November in New England, where Cambridge Viscosity is headquartered, is the time of year when our leaves finish falling and the weather turns cold. Soon, it will be snowy and frigid in Massachusetts. (Who are we kidding – we had our first snowfall in October this year!) Inspired by the chill in the air, we thought we’d talk about some of the challenges of measuring viscosity in colder atmospheric conditions, where ambient temperatures fall below 50 °F for part of the year
Specifically, we’re going to talk about asphalt. Refineries located in areas where temperatures drop below 50 °F for part of the year face unique challenges when it comes to heating and transferring heavier products like asphalt. A typical process goes like this: A northern-based refinery pumps their asphalt to a slop tank at the start of a process. After a measure of time, such as one hour, a lab sample is taken to determine whether the asphalt needs further processing. During colder months, the refinery heats both the slop tank and the pipelines, keeping the asphalt at a consistent temperature to allow for transfer or pumping of the product. This leads to two challenges:
- After the startup of production and while waiting for the lab results, good product is sent to the slop tank for reprocessing, rather than being sent to the finishing tank and sold into the market.
- A significant amount of energy is wasted while waiting for lab results, when product that may have been in-spec for 45 minutes or more was still being heated in the lines and the slop tank.
Continuous In-Line Viscosity Measurement Offers a Solution
By installing the VISCOpro 2100 viscometer on the process line to automatically measure the viscosity of the asphalt, a refinery can solve their problems with quantifiable results:
- Realize a return on investment within 6 months through reduced energy costs
- Reduce the time required to pump the slop tank by up to 50% at the start of production
- Use viscosity analysis to improve first-pass production goals and provided a return on investment in days
How is this achieved?
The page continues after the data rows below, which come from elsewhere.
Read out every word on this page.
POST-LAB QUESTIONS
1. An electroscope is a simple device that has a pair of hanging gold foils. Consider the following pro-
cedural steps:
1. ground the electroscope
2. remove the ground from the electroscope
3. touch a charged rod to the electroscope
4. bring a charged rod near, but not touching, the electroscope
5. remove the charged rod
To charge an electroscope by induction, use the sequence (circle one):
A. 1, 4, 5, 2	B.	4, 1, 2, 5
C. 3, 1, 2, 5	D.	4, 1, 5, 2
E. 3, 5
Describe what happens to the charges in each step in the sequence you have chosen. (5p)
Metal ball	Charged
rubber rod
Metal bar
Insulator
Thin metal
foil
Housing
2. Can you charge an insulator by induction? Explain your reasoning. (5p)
By using the information from the viscometer to determine, among other things, when the product is in-spec at the beginning of a production run, a refinery is able to divert the finished product, instead of sending in-spec product to the slop tanks. This reduces the time spent pumping good product to the slop tank by as much as 50%. Likewise, the amount of fuel used to heat the lines and the slop tank is also reduced, which translates into significant energy savings.
Inline viscosity measurement is continuous, so it delivers better measurement results than laboratory analysis, which requires a wait of 30-50 minutes. Inline analysis saves time and money by helping refineries avoid reprocessing a product that is ready to go to a finishing tank.
In this situation, it’s not uncommon for the viscometer to pay for itself within six months just by reducing energy costs. A further return on investment was achieved through reducing product rework.